Book quote: "I am the Captain. 
Impossible that I order one of my men to come to my cabin and ask him to undress, much less insist he stand still and permit me to clean him with my tongue, lightly biting his flesh, trembling with craving for his skin."

Snapchat caption: I was expecting the queer aspect to be more subtle than this, but who am i to complain about a book being MORE GAY than i expected.

“The Route of Ice & Salt,” as you may have already guessed, is explicitly queer and you never forget that for one moment. The whole novella is grappling with the overlapping acceptance, shame and guilt of one’s own identity and actions as well as society’s perception of queerness as monstrous. It opens with our narrator, the captain of the Demeter, musing on his mens’ bodies, expressing attraction, but also noting that it wouldn’t be appropriate for him to act on that attraction, and it ends with the captain proclaiming as he faces the monster aboard his ship that he is not a monster for his desires. 

Book quote: "I know that Thirst is not evil in and of itself, nor Hunger a stigma that must be erased by fire and blood.
Not even Sin.
It is what we are willing to do to feed an impulse that makes it dangerous."

Snapchat caption: Yes yes, this

Much like the original novel, “The Route of Ice & Salt” is epistolary, and made up of the captain’s log and his private diary. It is in the private diary that we learn about the captain’s inner life and how he navigates his sexuality. There is a fine balance between erotic and horror, particularly as the captain’s dreams become influenced by the vampire aboard the ship. 

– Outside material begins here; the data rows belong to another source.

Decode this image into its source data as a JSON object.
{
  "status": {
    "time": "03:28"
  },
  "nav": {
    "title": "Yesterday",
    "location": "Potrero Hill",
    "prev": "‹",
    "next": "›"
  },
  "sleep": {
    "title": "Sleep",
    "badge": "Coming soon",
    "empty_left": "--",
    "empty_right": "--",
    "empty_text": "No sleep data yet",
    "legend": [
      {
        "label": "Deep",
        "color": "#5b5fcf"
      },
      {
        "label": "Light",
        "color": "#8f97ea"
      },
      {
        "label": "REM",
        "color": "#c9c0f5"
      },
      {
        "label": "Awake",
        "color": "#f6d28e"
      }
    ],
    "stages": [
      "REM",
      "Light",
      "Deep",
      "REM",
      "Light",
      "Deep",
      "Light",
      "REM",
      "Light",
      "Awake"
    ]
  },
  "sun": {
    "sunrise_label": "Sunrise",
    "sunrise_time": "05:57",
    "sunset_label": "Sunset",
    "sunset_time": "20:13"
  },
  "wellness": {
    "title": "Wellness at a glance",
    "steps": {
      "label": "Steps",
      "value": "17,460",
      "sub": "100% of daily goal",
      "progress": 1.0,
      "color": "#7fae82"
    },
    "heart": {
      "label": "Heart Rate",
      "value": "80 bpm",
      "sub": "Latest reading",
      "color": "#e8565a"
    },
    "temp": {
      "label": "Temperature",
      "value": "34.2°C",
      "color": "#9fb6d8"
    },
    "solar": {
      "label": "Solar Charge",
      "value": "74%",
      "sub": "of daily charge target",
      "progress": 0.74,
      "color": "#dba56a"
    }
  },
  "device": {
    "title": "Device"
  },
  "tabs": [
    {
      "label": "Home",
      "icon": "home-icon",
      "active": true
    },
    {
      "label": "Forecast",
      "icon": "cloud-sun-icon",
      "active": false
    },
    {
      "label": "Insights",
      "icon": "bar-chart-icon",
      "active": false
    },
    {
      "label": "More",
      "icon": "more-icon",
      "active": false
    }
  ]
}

It is in these dreams that we learn about the captain’s lover, Mikhail, who is rather at the center of the captain’s turmoil surrounding his sexuality. He blamed himself for Mikhail’s death, following his brutal murder at the hands of the townsfolk. It is also noteworthy that they treat Mikhail’s corpse as if he were a vampire, cementing the connection between the monstrous and the queer.

There is repeated connection too of vampire bites to the neck and the bruise sucked into the neck by a lover. In fact, when the captain sees such a mark on one of his crew, his mind goes to the later instead of the former. 

My absolute favorite thing about the book, however, was how brought up various different cultural ideas surrounding vampires, even before the captain knows there is something on board he would call a vampire. The vrykolakas of Greece, the strigoi and vrolocks of Romania, the rakshasa of India. It was an expansion of vampire lore, through the lens of these sailors’ own backgrounds as well as lore of the places where they had sailed, which I thought was just… so great and clever.

Book quote: "Is it not said that to kill the vrolocks, the vlkoslak, the bloodthirsty living dead in Romania, one needs only living water?"

Snapchat caption: Love how the vampire mythos of various cultures has come up throughout the book.

Some potential warnings to note, in addition to the aforementioned murder:

There are several mentions of age gaps between partners. The captain is noted to have been younger than his lover by some undisclosed number of years, and there are several mentions of ambiguously young sex workers.

Additionally, if you are familiar with “Dracula,” you will know that no one living survives the passage from Varna to Whitby. This is a queer erotic horror story that fleshes out a small piece of the original novel. There is a cathartic ending, but if you’re looking for a fluffy happy ending, this probably isn’t the book for you.

That said, I would highly recommend this book to fans of “Dracula” and anyone looking for queer horror or queer nautical fiction.